NEW PROVIDENCE, NJ – The New Providence Board of Education had an informal discussion about a pilot program that details the use of I-pads in classrooms at a workshop meeting on Thursday night at New Providence High School.
The iPad pilot program, a way to test the effectiveness of this technology tool in the classroom, was put in place two weeks ago in two classrooms at the high school, according to Superintendent of New Providence School’s David Miceli.
Michael Mitchell, teacher of Japanese II and Jon Keaney, teacher of Human Physiology, are the first teachers to test this pilot.
“We have been working very hard with the technology department on accommodating those teachers’ requests with respect to the units they developed for the specific pilot and the initiative,” Miceli said.
“I visited Jon’s class twice. It certainly was fun to watch and see the engagement of the students with the iPads. We’re definitely getting a lot of positive feedback, but were also running into some glitches and running into things that we need to tweak,” Miceli added
Sandra Searing, who is the director of curriculum, instruction and supervision at New Providence schools, spoke further on the program,, saying it is a well-positioned instruction initiative.
She mentioned that students, in using the iPads, are more engaged in learning because the device engages them in collaborative problem solving. The device can also be used at an access point of the classroom, Searing said.
Searing also mentioned that this initiative was a learning process for not only students, but teachers as well. She said that the teachers chosen to participate are “some of our best” and comfortable with using new technology features.
There are plans among the district to include seven more teachers, who teach grades 5-12, in this pilot program, according to Micelli. Next week the program will be used in the seventh grade science classroom, Miceli said.
Still in its early phases, the program is also meant to test the effectiveness of an iPad versus a laptop computer. Searing reported that it was found an iPad is sometimes more efficient in a classroom because rather than having groups gather around a single laptop, each student would be able to have their own iPad.
There are no plans to rid any of the schools of laptops because they can still be a sufficient tool for certain classroom and student tasks, according to Searing. The board also discussed that the district recently purchased a large number of laptops before the iPad became available to them, so ridding the school of these devices would be a waste of the district’s money.
The board will continue to provide updates on this pilot program as it continues into its future stages.
In other news, New Providence will use the 2012 Safe Routes to School Grant to improve the sidewalks and pathways that lead to schools within the town.
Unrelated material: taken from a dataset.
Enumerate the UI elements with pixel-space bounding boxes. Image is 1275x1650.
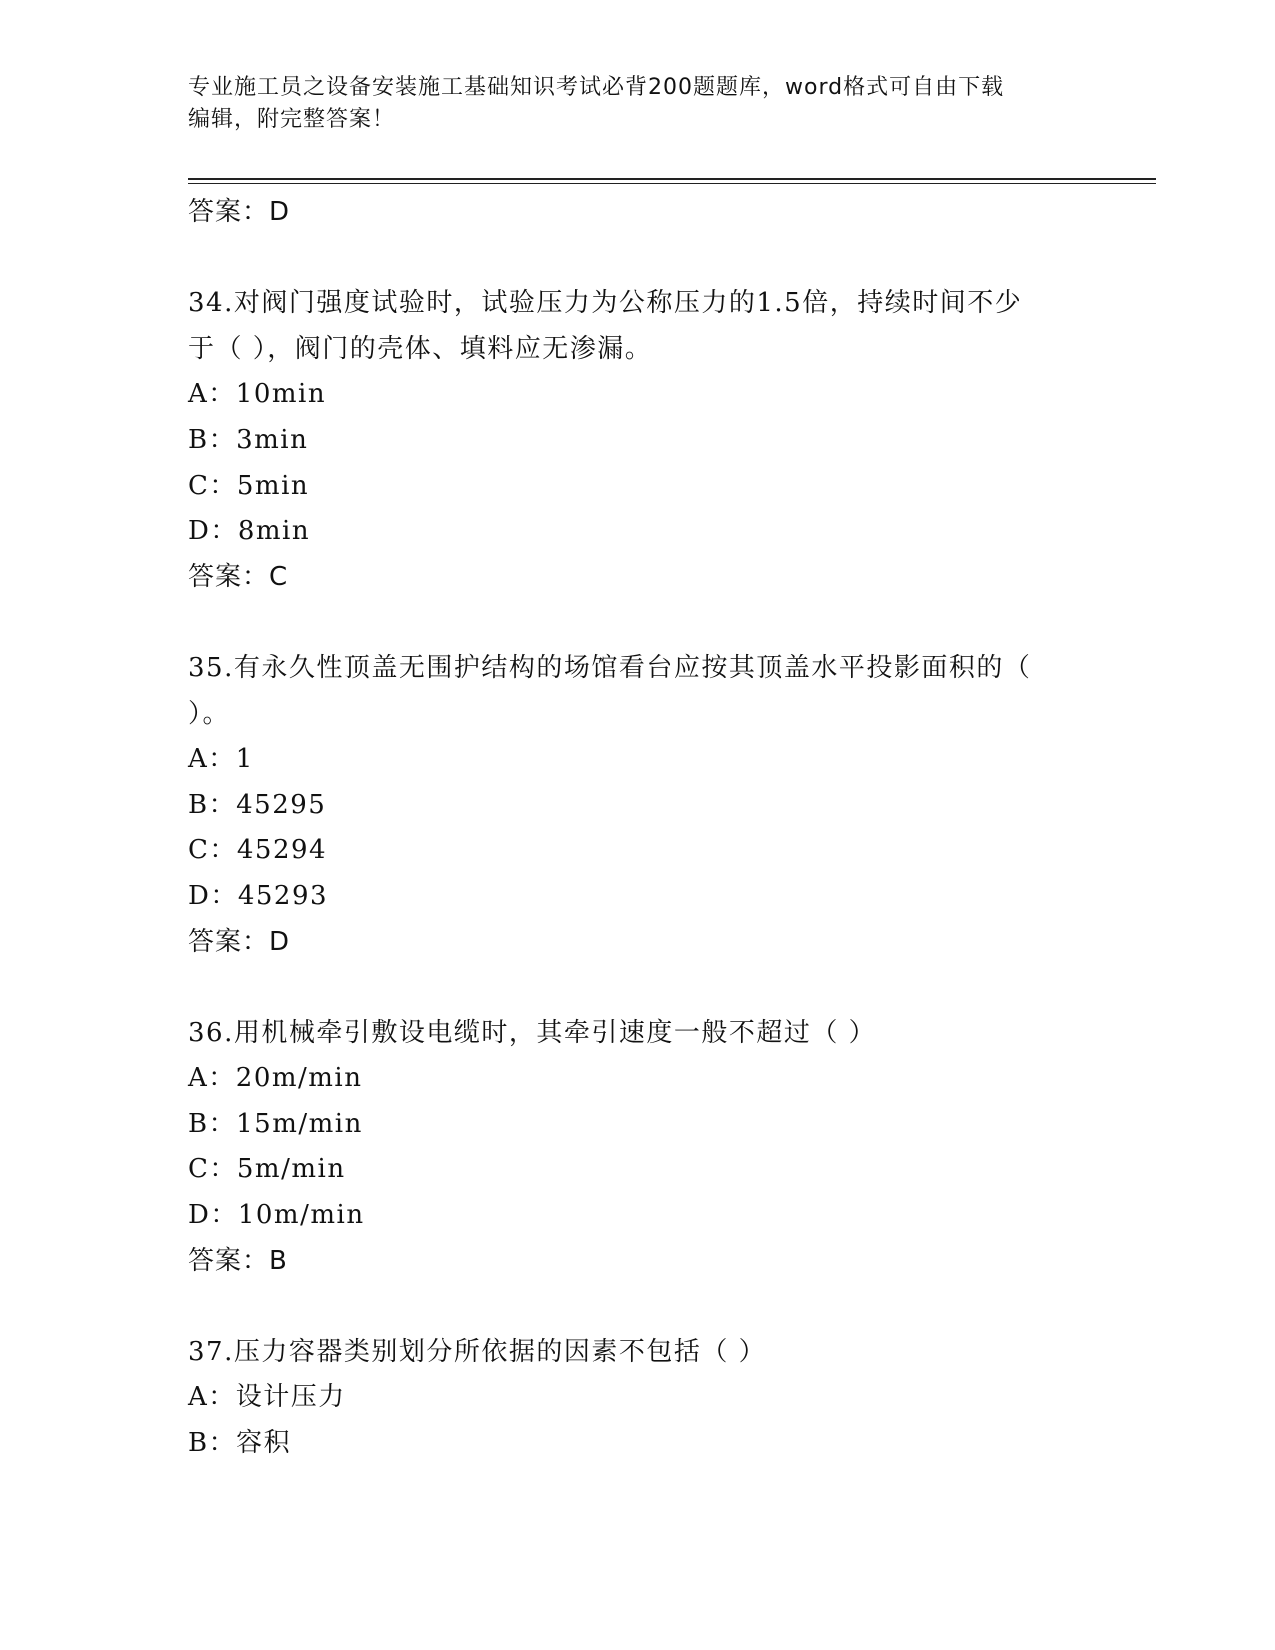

There are a number of locations identified that need to be improved, Miceli said.
The grant is provided by the federal safe routes to school program, which awards federal funding to U.S. municipalities and schools. Therefore, the improvements to the infrastructures throughout town would not be funded by the district or the town, according to Miceli.
“It would obviously provide safer pathways for our students to walk and or ride their bikes to school Miceli said. “They approached us to support this initiative."
He also said that in years past with this grant the PTA has sent letters in support of this initiative. Many residents were pleased because sidewalks and road areas near their homes were fixed without the help of their tax dollars, Miceli said.
It was the consensus of the entire board to support a resolution, which will be on the next meeting’s agenda, in favor of this grant.
School Business Administrator James Testa reported that the first draft of the 2012-2013 school budget is almost complete and will be given to the finance committee by next week. The tentative budget will be up for approval at the last board of education meeting in February and will then be sent to the county for approval, Testa said.
The next New Providence Board of Education meeting,will be Thursday, Jan. 26 at 7:30 p.m.